Four days later, on June 9, Keyes's assistant called me to cancel my consultation with the doctor. On June 11, attorneys for Keyes and his anesthesiologist asked Neidorf to issue a judgment of nonsuit because Marchioni had called not a single witness. He did so. The order serves as a decision on the merits in Keyes's favor and enables the surgeon to try to collect about $30,000 in court costs from Marchioni. (His attorney's fees will be paid by insurance.)

"I won the lawsuit in short order," Keyes says, "because there was no aspect of it that was true."

They had all tried to help Kay but in the end, she had no one but herself. Keyes's attorney says that was her own fault. "We were prepared to show that she has had a falling-out in one way or another with everyone she comes across," he says.

Still, Marchioni wasn't the only one responsible. "You would never want to do cosmetic surgery on someone who has just gone through a divorce, just had a loss, a death in the family had some major emotional crisis," Keyes had told Good Morning America. Yet wasn't Marchioni, a recent cancer survivor who'd been in the hospital only six months before, just such a person? When I raised this with Keyes after the trial, he scoffed. "She was a few years down the pike from that problem," he said. "I was a head and neck cancer surgeon for 14 years. She had skin cancer. That presented no risk."
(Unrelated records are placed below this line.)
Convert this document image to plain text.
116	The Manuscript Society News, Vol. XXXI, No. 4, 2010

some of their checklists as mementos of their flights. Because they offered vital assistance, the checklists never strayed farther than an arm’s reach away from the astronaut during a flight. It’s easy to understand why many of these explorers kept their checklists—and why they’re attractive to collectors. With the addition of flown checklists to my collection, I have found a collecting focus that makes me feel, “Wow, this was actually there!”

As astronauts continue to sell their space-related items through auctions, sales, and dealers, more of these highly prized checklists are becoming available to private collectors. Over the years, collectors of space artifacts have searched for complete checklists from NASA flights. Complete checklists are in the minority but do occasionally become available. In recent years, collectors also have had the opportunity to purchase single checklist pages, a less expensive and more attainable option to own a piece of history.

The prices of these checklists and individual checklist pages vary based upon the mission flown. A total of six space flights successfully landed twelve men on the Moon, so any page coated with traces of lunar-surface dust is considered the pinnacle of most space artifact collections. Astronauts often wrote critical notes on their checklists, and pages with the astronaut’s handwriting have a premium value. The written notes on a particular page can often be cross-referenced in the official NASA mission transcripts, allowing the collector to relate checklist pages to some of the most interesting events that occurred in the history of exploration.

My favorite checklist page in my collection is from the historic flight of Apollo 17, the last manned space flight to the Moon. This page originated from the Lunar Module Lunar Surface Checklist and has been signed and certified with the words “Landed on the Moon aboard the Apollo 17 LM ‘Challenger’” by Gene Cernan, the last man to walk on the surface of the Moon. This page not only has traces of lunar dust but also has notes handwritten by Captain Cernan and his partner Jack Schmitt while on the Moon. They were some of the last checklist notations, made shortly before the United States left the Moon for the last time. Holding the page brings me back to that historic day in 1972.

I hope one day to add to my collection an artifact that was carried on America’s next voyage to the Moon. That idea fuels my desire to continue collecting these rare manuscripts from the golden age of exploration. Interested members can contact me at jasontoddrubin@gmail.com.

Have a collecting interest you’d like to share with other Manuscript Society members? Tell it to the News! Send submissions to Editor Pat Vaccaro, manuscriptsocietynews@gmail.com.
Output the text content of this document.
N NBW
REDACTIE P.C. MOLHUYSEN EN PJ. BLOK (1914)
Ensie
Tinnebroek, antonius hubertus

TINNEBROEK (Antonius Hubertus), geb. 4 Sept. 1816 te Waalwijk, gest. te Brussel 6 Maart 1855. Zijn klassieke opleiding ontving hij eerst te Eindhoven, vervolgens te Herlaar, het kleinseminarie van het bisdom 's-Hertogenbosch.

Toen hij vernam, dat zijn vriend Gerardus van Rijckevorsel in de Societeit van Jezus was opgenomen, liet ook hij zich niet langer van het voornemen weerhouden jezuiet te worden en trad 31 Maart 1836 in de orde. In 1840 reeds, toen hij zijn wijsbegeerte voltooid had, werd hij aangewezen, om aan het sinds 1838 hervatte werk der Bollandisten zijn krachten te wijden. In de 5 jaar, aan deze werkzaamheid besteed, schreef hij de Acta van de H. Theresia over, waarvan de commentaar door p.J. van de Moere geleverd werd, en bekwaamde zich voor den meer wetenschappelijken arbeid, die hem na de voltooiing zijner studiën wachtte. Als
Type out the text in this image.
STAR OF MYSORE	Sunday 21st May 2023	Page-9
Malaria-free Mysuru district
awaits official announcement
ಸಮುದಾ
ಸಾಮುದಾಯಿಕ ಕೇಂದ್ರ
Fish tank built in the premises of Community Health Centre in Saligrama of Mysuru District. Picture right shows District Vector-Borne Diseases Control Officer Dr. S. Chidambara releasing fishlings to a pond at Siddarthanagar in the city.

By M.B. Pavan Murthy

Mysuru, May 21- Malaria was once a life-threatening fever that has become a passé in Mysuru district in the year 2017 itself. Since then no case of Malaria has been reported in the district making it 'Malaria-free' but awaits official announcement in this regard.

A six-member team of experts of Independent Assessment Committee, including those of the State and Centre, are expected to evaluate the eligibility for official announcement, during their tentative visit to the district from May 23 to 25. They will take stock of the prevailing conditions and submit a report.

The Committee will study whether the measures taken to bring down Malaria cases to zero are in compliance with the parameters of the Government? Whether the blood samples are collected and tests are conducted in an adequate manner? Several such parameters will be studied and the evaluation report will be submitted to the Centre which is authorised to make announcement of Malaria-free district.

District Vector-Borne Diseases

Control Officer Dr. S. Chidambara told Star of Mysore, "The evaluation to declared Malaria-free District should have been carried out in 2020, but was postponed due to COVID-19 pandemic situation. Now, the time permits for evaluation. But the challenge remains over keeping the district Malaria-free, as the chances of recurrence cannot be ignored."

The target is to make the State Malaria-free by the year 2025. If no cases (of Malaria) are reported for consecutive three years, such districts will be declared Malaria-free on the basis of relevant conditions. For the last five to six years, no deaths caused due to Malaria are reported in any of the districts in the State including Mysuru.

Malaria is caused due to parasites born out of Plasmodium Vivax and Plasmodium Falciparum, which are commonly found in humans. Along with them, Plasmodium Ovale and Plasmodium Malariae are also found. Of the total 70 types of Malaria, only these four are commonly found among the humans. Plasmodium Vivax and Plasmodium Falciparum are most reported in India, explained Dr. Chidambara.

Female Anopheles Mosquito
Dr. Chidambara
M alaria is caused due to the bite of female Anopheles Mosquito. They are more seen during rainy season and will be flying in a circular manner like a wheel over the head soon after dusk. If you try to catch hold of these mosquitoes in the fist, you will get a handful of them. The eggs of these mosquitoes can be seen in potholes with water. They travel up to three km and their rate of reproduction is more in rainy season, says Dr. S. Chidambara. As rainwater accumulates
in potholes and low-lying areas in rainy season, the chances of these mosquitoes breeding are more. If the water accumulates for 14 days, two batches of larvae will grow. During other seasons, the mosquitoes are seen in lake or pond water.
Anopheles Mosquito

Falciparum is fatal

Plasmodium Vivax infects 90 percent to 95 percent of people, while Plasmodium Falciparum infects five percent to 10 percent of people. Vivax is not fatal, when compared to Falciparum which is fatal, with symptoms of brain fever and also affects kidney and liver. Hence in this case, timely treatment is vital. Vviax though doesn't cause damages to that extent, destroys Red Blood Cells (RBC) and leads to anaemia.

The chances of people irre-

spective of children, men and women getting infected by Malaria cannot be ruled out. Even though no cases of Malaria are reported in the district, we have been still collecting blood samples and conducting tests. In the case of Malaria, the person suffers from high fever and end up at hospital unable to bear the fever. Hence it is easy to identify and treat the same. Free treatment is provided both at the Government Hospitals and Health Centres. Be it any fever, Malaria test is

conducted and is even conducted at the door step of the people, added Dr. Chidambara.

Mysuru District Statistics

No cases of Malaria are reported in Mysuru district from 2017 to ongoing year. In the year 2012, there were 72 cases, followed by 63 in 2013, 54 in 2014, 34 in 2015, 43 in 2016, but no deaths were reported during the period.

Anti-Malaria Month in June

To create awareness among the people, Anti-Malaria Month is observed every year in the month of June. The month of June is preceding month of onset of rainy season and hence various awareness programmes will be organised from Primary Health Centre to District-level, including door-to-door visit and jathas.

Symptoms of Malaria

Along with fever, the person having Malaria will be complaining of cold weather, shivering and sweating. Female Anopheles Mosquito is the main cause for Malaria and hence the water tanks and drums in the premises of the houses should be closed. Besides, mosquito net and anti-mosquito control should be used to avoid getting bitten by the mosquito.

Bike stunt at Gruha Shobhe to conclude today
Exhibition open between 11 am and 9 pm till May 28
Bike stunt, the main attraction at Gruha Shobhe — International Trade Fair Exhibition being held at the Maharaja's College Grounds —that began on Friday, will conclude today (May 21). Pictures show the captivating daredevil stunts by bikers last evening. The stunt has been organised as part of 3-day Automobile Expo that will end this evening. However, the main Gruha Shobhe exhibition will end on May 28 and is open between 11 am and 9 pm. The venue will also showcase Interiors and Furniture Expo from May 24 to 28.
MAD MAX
A few weeks after the dismissal, I received a fax from Marchioni. Now she was suspicious of me, too. "How horrible it will be," she wrote, "if I have not only been victimized by Dr. Keyes but then am subsequently victimized by Los Angeles magazine."

In July Keyes's lawyers got busy. One called Bill Moore, telling him to take down Marchioni's Web site or risk legal action. Another sent a summons to Patricia Bacall, whose 1999 lawsuit Keyes had settled. Keyes is suing her for breach of contract, alleging that when she submitted a declaration in the Marchioni case, she broke the confidentiality agreement she'd signed when she got her $2,500 check. If Bacall's defense—that she filed the declaration only because she was subpoenaed by Marchioni's attorney—doesn't hold up, she will owe Keyes at least $50,000.

Keyes is also considering filing one more lawsuit. According to one of his lawyers, the defendants would be Marchioni and "those acting in concert with her." The charge: defamation and malicious prosecution.